Other Costco faves: the cream cheese tub. Milks. Eggs. Granola. Kind bars. Babibel cheeses. Detroit style pizzas
Anonymous wrote:What percent cash back do you get? I'm currently using my bank visa card which gives me 1.5% cash back on all purchases. I wonder if the Costco card would be a better deal.Anonymous wrote:Family of 3 (4 when DS is home from college) and I'm in Costco weekly. It's really replaced the grocery store for the most part for us.
Can't beat the cost of the rotisserie chicken. Get the instant mashed potatoes, some frozen mixed veggies, and you have an easy dinner. I also get the big pack of already-picked rotisserie chicken and use it to make chicken noodle soup, chicken pot pie, chicken alfredo. I freeze whatever I don't use after a few days.
And $10 for a huge pizza from the food court?
Gas prices are lower than any other gas station in my area.
Their chocolate tuxedo cake is delicious.
Fresh bread is great too. Just need to eat it before too long since there's no preservatives or artificial ingredients to keep it lasting two weeks.

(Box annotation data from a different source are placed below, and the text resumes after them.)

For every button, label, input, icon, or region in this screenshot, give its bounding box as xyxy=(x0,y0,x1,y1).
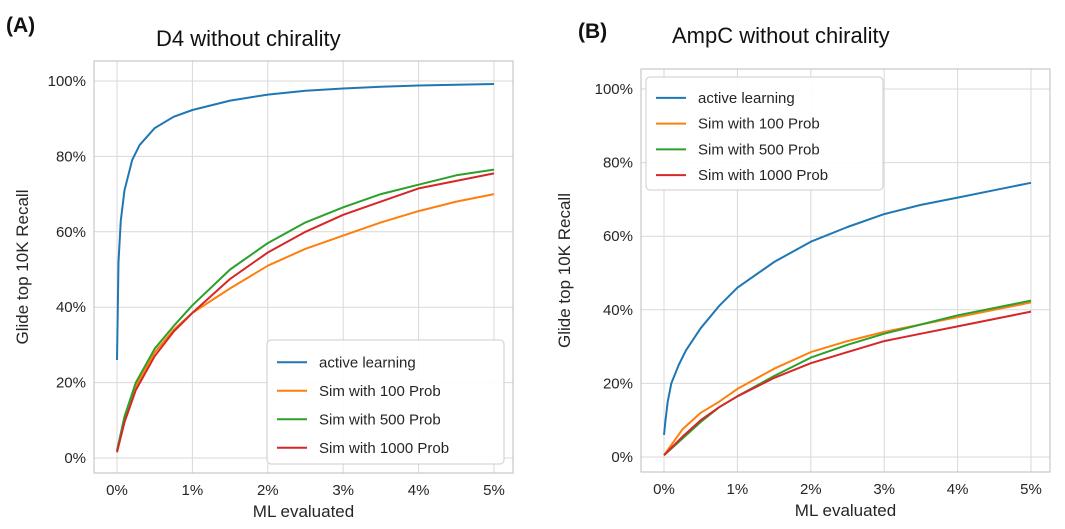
legend-entry: active learning xyxy=(319,354,416,371)
y-tick-label: 80% xyxy=(56,148,86,165)
x-tick-label: 5% xyxy=(483,482,505,499)
series-line-sim-with-500-prob xyxy=(663,299,1032,456)
legend-box xyxy=(266,339,505,465)
chart-panel-b: 0% 1% 2% 3% 4% 5% 0% 20% 40% 60% 80% 100% ML evaluat… xyxy=(555,68,1051,520)
x-tick-label: 4% xyxy=(408,482,430,499)
legend: active learning Sim with 100 Prob Sim with… xyxy=(266,339,505,465)
panel-b-label: (B) xyxy=(578,20,608,43)
legend: active learning Sim with 100 Prob Sim with… xyxy=(645,76,884,191)
x-tick-label: 2% xyxy=(800,481,822,498)
y-tick-label: 40% xyxy=(603,302,633,319)
plot-frame xyxy=(93,60,514,474)
x-tick-label: 2% xyxy=(257,482,279,499)
x-tick-label: 4% xyxy=(947,481,969,498)
y-tick-label: 20% xyxy=(56,375,86,392)
x-tick-label: 5% xyxy=(1020,481,1042,498)
panel-b-title: AmpC without chirality xyxy=(672,23,890,48)
series-line-sim-with-1000-prob xyxy=(116,172,495,453)
y-axis-label: Glide top 10K Recall xyxy=(555,193,574,348)
x-tick-label: 0% xyxy=(106,482,128,499)
x-axis-label: ML evaluated xyxy=(795,501,896,520)
legend-entry: Sim with 100 Prob xyxy=(319,383,441,400)
y-tick-label: 80% xyxy=(603,155,633,172)
y-tick-label: 100% xyxy=(595,81,633,98)
panel-a-label: (A) xyxy=(6,14,36,37)
series-line-sim-with-1000-prob xyxy=(663,310,1032,456)
y-tick-label: 0% xyxy=(64,450,86,467)
series-line-active-learning xyxy=(663,181,1032,436)
series-line-active-learning xyxy=(116,83,495,361)
legend-entry: Sim with 1000 Prob xyxy=(319,440,449,457)
legend-entry: Sim with 100 Prob xyxy=(698,116,820,133)
y-tick-label: 60% xyxy=(56,224,86,241)
legend-entry: Sim with 500 Prob xyxy=(319,411,441,428)
x-axis-label: ML evaluated xyxy=(253,502,354,521)
legend-entry: Sim with 500 Prob xyxy=(698,141,820,158)
legend-entry: Sim with 1000 Prob xyxy=(698,167,828,184)
plot-frame xyxy=(640,68,1051,473)
series-line-sim-with-100-prob xyxy=(663,301,1032,456)
chart-panel-a: 0% 1% 2% 3% 4% 5% 0% 20% 40% 60% 80% 100% ML evaluat… xyxy=(13,60,514,521)
x-tick-label: 0% xyxy=(653,481,675,498)
y-tick-label: 100% xyxy=(48,73,86,90)
legend-box xyxy=(645,76,884,191)
y-axis-label: Glide top 10K Recall xyxy=(13,190,32,345)
y-tick-label: 60% xyxy=(603,228,633,245)
panel-a-title: D4 without chirality xyxy=(156,26,341,51)
x-tick-label: 3% xyxy=(873,481,895,498)
y-tick-label: 20% xyxy=(603,375,633,392)
y-tick-label: 40% xyxy=(56,299,86,316)
series-line-sim-with-100-prob xyxy=(116,193,495,451)
x-tick-label: 1% xyxy=(182,482,204,499)
legend-entry: active learning xyxy=(698,90,795,107)
x-tick-label: 3% xyxy=(332,482,354,499)
series-line-sim-with-500-prob xyxy=(116,168,495,451)
y-tick-label: 0% xyxy=(611,449,633,466)
x-tick-label: 1% xyxy=(727,481,749,498)
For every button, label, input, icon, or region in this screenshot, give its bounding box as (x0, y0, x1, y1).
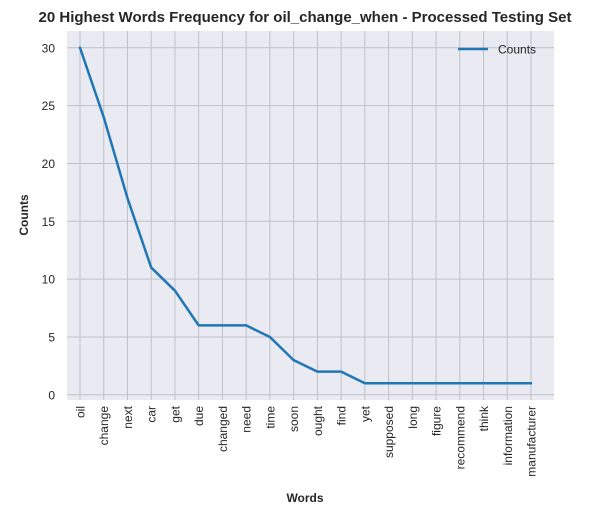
x-tick-label: yet (358, 405, 372, 422)
x-tick-label: time (263, 406, 277, 429)
y-axis-label: Counts (17, 194, 31, 236)
x-tick-label: soon (287, 406, 301, 432)
x-tick-label: recommend (453, 406, 467, 469)
x-axis-label: Words (286, 491, 323, 505)
x-tick-label: change (97, 406, 111, 446)
x-tick-label: think (477, 405, 491, 431)
y-tick-label: 20 (42, 157, 56, 171)
x-tick-label: find (335, 406, 349, 425)
x-tick-label: due (192, 406, 206, 426)
x-tick-label: oil (74, 406, 88, 418)
x-tick-label: supposed (382, 406, 396, 458)
y-tick-label: 5 (48, 330, 55, 344)
y-tick-label: 30 (42, 41, 56, 55)
plot-area (67, 31, 554, 400)
x-tick-label: changed (216, 406, 230, 452)
x-tick-label: figure (430, 406, 444, 436)
y-tick-label: 0 (48, 388, 55, 402)
x-tick-label: car (145, 406, 159, 423)
y-tick-label: 10 (42, 273, 56, 287)
y-tick-label: 15 (42, 215, 56, 229)
y-tick-labels: 0 5 10 15 20 25 30 (42, 41, 56, 402)
x-tick-label: next (121, 405, 135, 428)
x-tick-label: ought (311, 405, 325, 436)
chart-title: 20 Highest Words Frequency for oil_chang… (39, 9, 572, 26)
x-tick-label: information (501, 406, 515, 465)
x-tick-label: need (240, 406, 254, 433)
x-tick-label: get (168, 405, 182, 422)
x-tick-label: long (406, 406, 420, 429)
legend-label-counts: Counts (498, 43, 536, 57)
y-tick-label: 25 (42, 99, 56, 113)
x-tick-label: manufacturer (525, 406, 539, 477)
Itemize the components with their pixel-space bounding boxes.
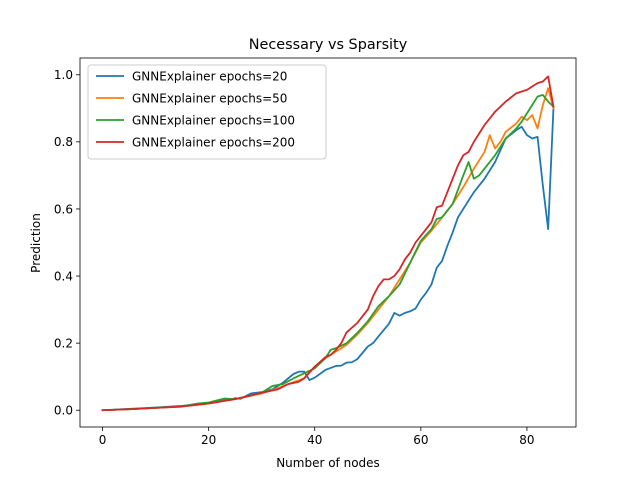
legend-label-2: GNNExplainer epochs=100 (132, 113, 295, 127)
x-axis: 0 20 40 60 80 (99, 427, 535, 447)
legend-label-1: GNNExplainer epochs=50 (132, 91, 287, 105)
x-tick-label: 60 (413, 433, 428, 447)
y-tick-label: 0.0 (54, 404, 73, 418)
x-tick-label: 40 (307, 433, 322, 447)
legend-label-0: GNNExplainer epochs=20 (132, 69, 287, 83)
y-tick-label: 0.4 (54, 269, 73, 283)
plot-area (101, 75, 555, 412)
series-line-0 (101, 107, 555, 412)
y-axis-label: Prediction (29, 213, 43, 273)
y-tick-label: 0.8 (54, 135, 73, 149)
y-tick-label: 1.0 (54, 68, 73, 82)
x-tick-label: 80 (519, 433, 534, 447)
x-axis-label: Number of nodes (276, 456, 380, 470)
chart-title: Necessary vs Sparsity (249, 37, 408, 53)
legend-label-3: GNNExplainer epochs=200 (132, 135, 295, 149)
x-tick-label: 0 (99, 433, 107, 447)
y-tick-label: 0.2 (54, 336, 73, 350)
y-tick-label: 0.6 (54, 202, 73, 216)
y-axis: 0.0 0.2 0.4 0.6 0.8 1.0 (54, 68, 80, 418)
x-tick-label: 20 (201, 433, 216, 447)
axes-frame (79, 57, 577, 428)
series-line-3 (101, 75, 555, 412)
legend-box (87, 64, 327, 160)
legend: GNNExplainer epochs=20 GNNExplainer epoch… (87, 64, 327, 160)
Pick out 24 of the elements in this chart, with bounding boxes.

Street tacos are another easy dinner.
My entire work-from-home wardrobe is now Costco. $20 sneakers!
Pay for it all on the Costco visa and you get a nice cash check every year.
And an amazingly easy return policy.
Anonymous wrote:We do most of our shopping at Costco. Here are some favorites beyond milk, eggs, meat, wine, paper towels.
Just Bare chicken nuggets - they do taste like chin FIL a
Frank gluten free bread which is actually pretty good
Bibigo frozen steamed dumplings
Bibigo rice that you microwave for 90 sec in the pantry aisle
Premium frozen stir fry vegetables
Rotisserie chicken
Tonkatsu ramen in the pantry aisle
Rice ramen
We really go for the less expensive coffee beans, paper and cleaning, milk, eggs, cheese, meat and wine.
For produce - only if you are planning on cooking and freezing dishes or feeding a large crowd. The only things that we can through in a week fresh are romaine lettuce, avocados, bananas and raspberries. The lemons do last in the fridge awhile.